Borehole Resistivity Survey

- Jul 29, 2019-



Resistivity is a measurement of the resistance of a “bulk volume” of material.


To measure the resistivity of materials, the geometry of the electrodes used to make the measurement is incorporated into an equation. The fundamental equation for resistance is

based on ohms law.




Ohms law:                    E = I x R


Where:            E = Voltage in volts

                        I = Current in amperes

                        R = Resistance in ohms





When a bulk measurement of earth material is made, the resistance varies according to the dimensions of the material. A constant is derived based on the geometry (volume)

of the material included within the measurement. When voltage is applied to a material, current will flow through the material proportional to the voltage applied and inversely

proportional to the resistance to the flow imposed by the material having area (A), and the length (L) between or spacing of the electrodes.

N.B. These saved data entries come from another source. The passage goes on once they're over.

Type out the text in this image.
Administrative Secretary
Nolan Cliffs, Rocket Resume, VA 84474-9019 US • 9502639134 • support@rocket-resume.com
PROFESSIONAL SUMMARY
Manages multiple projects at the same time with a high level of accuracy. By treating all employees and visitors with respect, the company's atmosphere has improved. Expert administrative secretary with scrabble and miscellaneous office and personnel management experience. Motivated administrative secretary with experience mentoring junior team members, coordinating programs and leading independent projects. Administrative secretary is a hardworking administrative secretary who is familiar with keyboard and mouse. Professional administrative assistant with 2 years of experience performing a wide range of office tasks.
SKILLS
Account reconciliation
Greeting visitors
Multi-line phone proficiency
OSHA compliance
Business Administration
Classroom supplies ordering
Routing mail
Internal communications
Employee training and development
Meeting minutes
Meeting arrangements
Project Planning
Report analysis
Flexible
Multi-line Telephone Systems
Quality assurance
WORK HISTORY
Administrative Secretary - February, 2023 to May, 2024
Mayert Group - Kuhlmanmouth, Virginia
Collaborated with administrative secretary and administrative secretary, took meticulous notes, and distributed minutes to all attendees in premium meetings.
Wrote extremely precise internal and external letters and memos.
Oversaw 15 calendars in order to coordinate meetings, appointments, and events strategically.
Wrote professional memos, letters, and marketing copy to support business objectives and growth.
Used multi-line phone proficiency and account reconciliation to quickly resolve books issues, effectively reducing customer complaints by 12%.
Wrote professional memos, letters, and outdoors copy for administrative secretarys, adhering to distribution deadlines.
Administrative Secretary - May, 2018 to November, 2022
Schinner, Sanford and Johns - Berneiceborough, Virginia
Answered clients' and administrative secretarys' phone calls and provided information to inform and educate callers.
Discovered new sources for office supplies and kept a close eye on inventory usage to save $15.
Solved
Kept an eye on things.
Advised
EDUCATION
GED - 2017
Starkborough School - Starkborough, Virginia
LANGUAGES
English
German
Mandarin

                                    The geometry of Area/Length = meters2/meter = meters




                                                            Area/Length   = feet2/feet = feet


Calculation of the geometric constant when a “whole earth” surrounds the electrodes, as in a borehole, the calculation is performed as follows:


                                                            G = 4 x pi x L



G = geometric constant (no units)

                       L = distance between measuring electrodes in the normal electrode configuration.

                        Pi = 3.14 (approximately)



Illustration: Resistivity model.


Rearranging ohms law,                       R = E/I




                        R = resistance (ohms)

                        E = voltage

                        I = current



Including a geometric constant (G) to calculate resistivity,



                                                            Resistivity (p) = G x E/I



                        p = resistivity (ohm-meters or ohm-feet)

                        E = voltage

                        I = current